Voorgeschiedenis van het geding
8
Op 13 april 2004 heeft Racing-Live SAS, in wiens plaats als houdster van het aangevraagde merk Global Sports Media Ltd (hierna: ‘Global Sports Media’) is getreden, bij het BHIM een gemeenschapsmerkaanvraag ingediend voor het volgende beeldmerk:
9
De waren en diensten waarvoor inschrijving is aangevraagd, behoren tot de klassen 16, 38 en 41 in de zin van de Overeenkomst van Nice van 15 juni 1957 betreffende de internationale classificatie van de waren en diensten ten behoeve van de inschrijving van merken, zoals herzien en gewijzigd (hierna: ‘Overeenkomst van Nice’), en zijn omschreven als volgt:
- —
klasse 16: ‘Tijdschriften, brochures, boeken; al deze producten hebben betrekking op de formule 1’;
- —
klasse 38: ‘Communicatie en verspreiding van boeken, tijdschriften en dagbladen via computerterminals; al deze diensten hebben betrekking op de formule 1’, en
- —
klasse 41: ‘Elektronische publicatie van boeken, tijdschriften en periodieken; inlichtingen op het gebied van ontspanning; organisatie van competities op internet; plaatsreservering voor voorstellingen; onlinespellen; al deze diensten hebben betrekking op de formule 1’.
10
De inschrijvingsaanvraag is in het Blad van gemeenschapsmerken nr. 5/2005 gepubliceerd en Formula One Licensing BV (hierna: ‘Formula One Licensing’) heeft op 2 mei 2005 oppositie ingesteld tegen de inschrijving van het betrokken merk op grond van artikel 8, lid 1, sub b, en lid 5, van verordening nr. 40/94.
11
De oppositie was onder meer gebaseerd op de volgende oudere merken, die bekend zouden zijn:
- —
woordmerk F1, dat wordt beschermd door internationale inschrijving nr. 732 134 van 20 december 1999 met werking in Denemarken, Duitsland, Spanje, Frankrijk, Italië en Hongarije voor waren en diensten van de klassen 16, 38 en 41 in de zin van de Overeenkomst van Nice, door Duitse nationale inschrijving nr. 30 007 412 van 10 mei 2000 voor diensten van klasse 41 in de zin van die overeenkomst, en door nationale inschrijving nr. 2 277 746 D van 13 augustus 2001 in het Verenigd Koninkrijk voor waren en diensten van de klassen 16 en 38 in de zin van die overeenkomst, en
- —
beeldmerk F1 Formula 1, dat wordt beschermd door gemeenschapsmerkinschrijving nr. 631531 van 19 mei 2003 voor waren en diensten van de klassen 16, 38 en 41 in de zin van de Overeenkomst van Nice, en dat wordt weergegeven als volgt:
12
Op 17 oktober 2007 heeft de oppositieafdeling van het BHIM op grond van de oudere internationale inschrijving nr. 732 134 voor het woordmerk F1 de oppositie toegewezen.

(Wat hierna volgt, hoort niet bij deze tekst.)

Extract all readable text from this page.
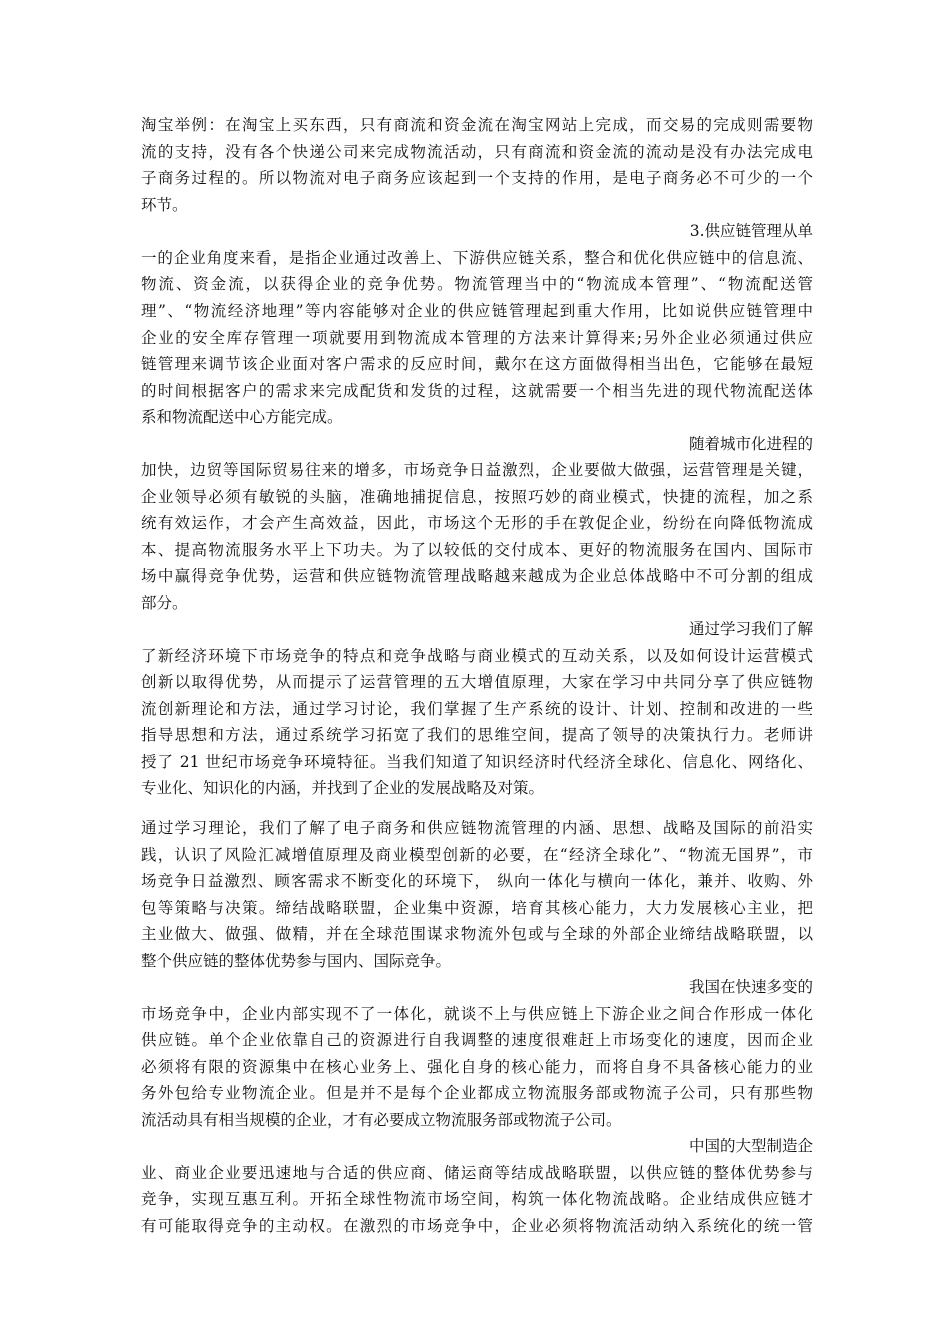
淘宝举例：在淘宝上买东西，只有商流和资金流在淘宝网站上完成，而交易的完成则需要物
流的支持，没有各个快递公司来完成物流活动，只有商流和资金流的流动是没有办法完成电
子商务过程的。所以物流对电子商务应该起到一个支持的作用，是电子商务必不可少的一个
环节。
3.供应链管理从单
一的企业角度来看，是指企业通过改善上、下游供应链关系，整合和优化供应链中的信息流、
物流、资金流，以获得企业的竞争优势。物流管理当中的“物流成本管理”、“物流配送管
理”、“物流经济地理”等内容能够对企业的供应链管理起到重大作用，比如说供应链管理中
企业的安全库存管理一项就要用到物流成本管理的方法来计算得来;另外企业必须通过供应
链管理来调节该企业面对客户需求的反应时间，戴尔在这方面做得相当出色，它能够在最短
的时间根据客户的需求来完成配货和发货的过程，这就需要一个相当先进的现代物流配送体
系和物流配送中心方能完成。
随着城市化进程的
加快，边贸等国际贸易往来的增多，市场竞争日益激烈，企业要做大做强，运营管理是关键，
企业领导必须有敏锐的头脑，准确地捕捉信息，按照巧妙的商业模式，快捷的流程，加之系
统有效运作，才会产生高效益，因此，市场这个无形的手在敦促企业，纷纷在向降低物流成
本、提高物流服务水平上下功夫。为了以较低的交付成本、更好的物流服务在国内、国际市
场中赢得竞争优势，运营和供应链物流管理战略越来越成为企业总体战略中不可分割的组成
部分。
通过学习我们了解
了新经济环境下市场竞争的特点和竞争战略与商业模式的互动关系，以及如何设计运营模式
创新以取得优势，从而提示了运营管理的五大增值原理，大家在学习中共同分享了供应链物
流创新理论和方法，通过学习讨论，我们掌握了生产系统的设计、计划、控制和改进的一些
指导思想和方法，通过系统学习拓宽了我们的思维空间，提高了领导的决策执行力。老师讲
授了 21 世纪市场竞争环境特征。当我们知道了知识经济时代经济全球化、信息化、网络化、
专业化、知识化的内涵，并找到了企业的发展战略及对策。
通过学习理论，我们了解了电子商务和供应链物流管理的内涵、思想、战略及国际的前沿实
践，认识了风险汇减增值原理及商业模型创新的必要，在“经济全球化”、“物流无国界”，市
场竞争日益激烈、顾客需求不断变化的环境下， 纵向一体化与横向一体化，兼并、收购、外
包等策略与决策。缔结战略联盟，企业集中资源，培育其核心能力，大力发展核心主业，把
主业做大、做强、做精，并在全球范围谋求物流外包或与全球的外部企业缔结战略联盟，以
整个供应链的整体优势参与国内、国际竞争。
我国在快速多变的
市场竞争中，企业内部实现不了一体化，就谈不上与供应链上下游企业之间合作形成一体化
供应链。单个企业依靠自己的资源进行自我调整的速度很难赶上市场变化的速度，因而企业
必须将有限的资源集中在核心业务上、强化自身的核心能力，而将自身不具备核心能力的业
务外包给专业物流企业。但是并不是每个企业都成立物流服务部或物流子公司，只有那些物
流活动具有相当规模的企业，才有必要成立物流服务部或物流子公司。
中国的大型制造企
业、商业企业要迅速地与合适的供应商、储运商等结成战略联盟，以供应链的整体优势参与
竞争，实现互惠互利。开拓全球性物流市场空间，构筑一体化物流战略。企业结成供应链才
有可能取得竞争的主动权。在激烈的市场竞争中，企业必须将物流活动纳入系统化的统一管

Zij heeft vastgesteld dat de door de conflicterende merken aangeduide waren en diensten soortgelijk of dezelfde waren, en dat de conflicterende tekens in gemiddelde mate overeenstemden, zodat er sprake was van gevaar voor verwarring van de conflicterende merken in de zin van artikel 8, lid 1, sub b, van verordening nr. 40/94.
13
Op 14 december 2007 heeft Racing-Live SAS beroep ingesteld tegen die beslissing. Bij de litigieuze beslissing van 16 oktober 2008 heeft de eerste kamer van beroep het beroep toegewezen en de beslissing van de oppositieafdeling vernietigd. Zij heeft zich in wezen op het standpunt gesteld dat tussen de oudere merken en het aangevraagde merk geen verwarringsgevaar bestond en dat het feit dat de merken het woordelement ‘F1’ gemeen hebben, in dit verband niet volstaat, daar dit element wordt opgevat als een beschrijvend element in het merk.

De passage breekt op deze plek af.